The Champlain Bridge opened in 1962, but 25 years later, the Jacques-Cartier and Champlain Bridges Incorporated, JCCBI, had to start major repairs because of serious structural problems that were abnormal for a bridge of that age.
In 1999 engineers reported the possibility of failure of an exterior girder. However, JCCBI didn't have a financial indicator that would compare the cost of maintaining the bridge with the cost of building a new one. Furthermore, it didn't identify that the bridge would have a shorter useful life than expected.
It was only in 2007 that JCCBI realized that the bridge was in urgent need of repairs, and it communicated that to the minister, but it didn't clearly explain the rapid deterioration of the bridge. At that time, JCCBI stated that the planning for the construction of a new bridge should be put in place to have an operational crossing by 2021.
In 2011 the government approved the construction of a new bridge to be opened in 2021. That time frame was consistent with the fact that the planning, procurement, and construction of a bridge of that size generally takes seven years. However, because of increased concern about the possible failure of some structural components, the government announced in 2013 that the project would be conducted according to an accelerated construction schedule to deliver a new bridge in 2018.
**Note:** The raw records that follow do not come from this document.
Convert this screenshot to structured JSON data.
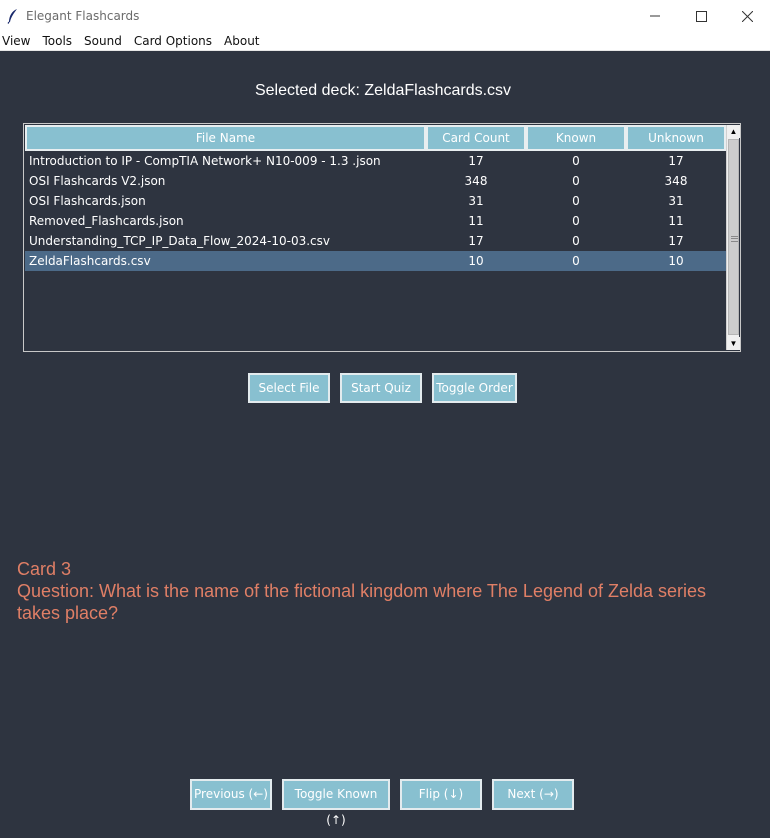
{
  "window": {
    "title": "Elegant Flashcards",
    "icon": "feather-icon"
  },
  "menu": {
    "items": [
      "View",
      "Tools",
      "Sound",
      "Card Options",
      "About"
    ]
  },
  "deck": {
    "label": "Selected deck: ZeldaFlashcards.csv"
  },
  "table": {
    "columns": [
      "File Name",
      "Card Count",
      "Known",
      "Unknown"
    ],
    "rows": [
      {
        "name": "Introduction to IP - CompTIA Network+ N10-009 - 1.3 .json",
        "count": "17",
        "known": "0",
        "unknown": "17",
        "selected": false
      },
      {
        "name": "OSI Flashcards V2.json",
        "count": "348",
        "known": "0",
        "unknown": "348",
        "selected": false
      },
      {
        "name": "OSI Flashcards.json",
        "count": "31",
        "known": "0",
        "unknown": "31",
        "selected": false
      },
      {
        "name": "Removed_Flashcards.json",
        "count": "11",
        "known": "0",
        "unknown": "11",
        "selected": false
      },
      {
        "name": "Understanding_TCP_IP_Data_Flow_2024-10-03.csv",
        "count": "17",
        "known": "0",
        "unknown": "17",
        "selected": false
      },
      {
        "name": "ZeldaFlashcards.csv",
        "count": "10",
        "known": "0",
        "unknown": "10",
        "selected": true
      }
    ]
  },
  "file_buttons": {
    "select_file": "Select File",
    "start_quiz": "Start Quiz",
    "toggle_order": "Toggle Order"
  },
  "card": {
    "number": "Card 3",
    "question": "Question: What is the name of the fictional kingdom where The Legend of Zelda series takes place?"
  },
  "nav_buttons": {
    "previous": "Previous (←)",
    "toggle_known": "Toggle Known (↑)",
    "flip": "Flip (↓)",
    "next": "Next (→)"
  },
  "colors": {
    "background": "#2e3440",
    "accent": "#88c0d0",
    "selected_row": "#4c6a88",
    "card_text": "#e07f66"
  }
}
Had JCCBI identified and communicated the seriousness of the Champlain Bridge degradation in 2007, a new bridge could have been delivered by 2015. Because the decision to replace the Champlain Bridge wasn't made at the optimal time, the government will incur expenditures of more than $500 million that could have been avoided. This includes more than $300 million for major repairs to the existing bridge and more than $200 million that will have to be paid to the private partner for additional costs related to the construction of the new bridge.
Another issue we identified in our audit was that Infrastructure Canada analyzed procurement models two years after the government had decided to use a public-private partnership. The department's analysis was not based on reliable data and assumptions, and did not consider all key risks. A more thorough analysis would have indicated that a public-private partnership model could be more expensive than a traditional procurement model.
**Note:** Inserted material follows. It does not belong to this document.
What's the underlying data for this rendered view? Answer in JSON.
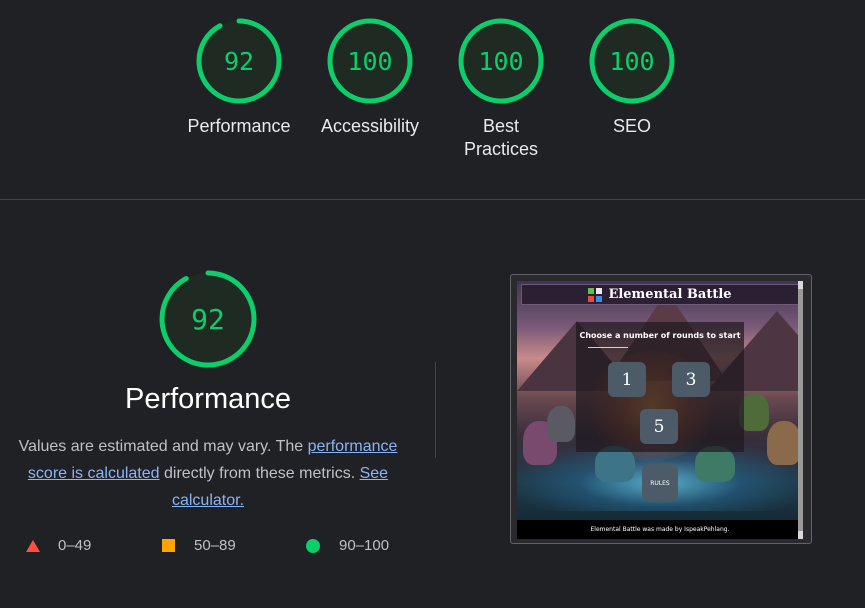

We found that Infrastructure Canada evaluated the technical proposals for the construction of the new bridge consistently and fairly. The department chose an approach that compressed the procurement process, so that the selected bidder would be able to proceed quickly with construction. However, this evaluation approach contained flaws that introduced major risks and uncertainties about the bidders' proposals on durability, design, operation, maintenance and rehabilitation.
For example, we found that all seven of the rated criteria were assigned the same weight, even though some were more important than others. In our view, the criteria on design and on operation, maintenance and rehabilitation should have been given more weight than other criteria such as the approach to manage the project.
Mr. Chair, we concluded that Infrastructure Canada didn't plan the replacement of the existing Champlain Bridge in a cost-effective manner. In our view, the new Champlain Bridge won't be delivered within budget, and delivering it on time will be very challenging.
We made five recommendations, and Infrastructure Canada agreed with them.
Mr. Chair, this concludes my opening remarks. We would be pleased to answer any questions the committee may have. Thank you.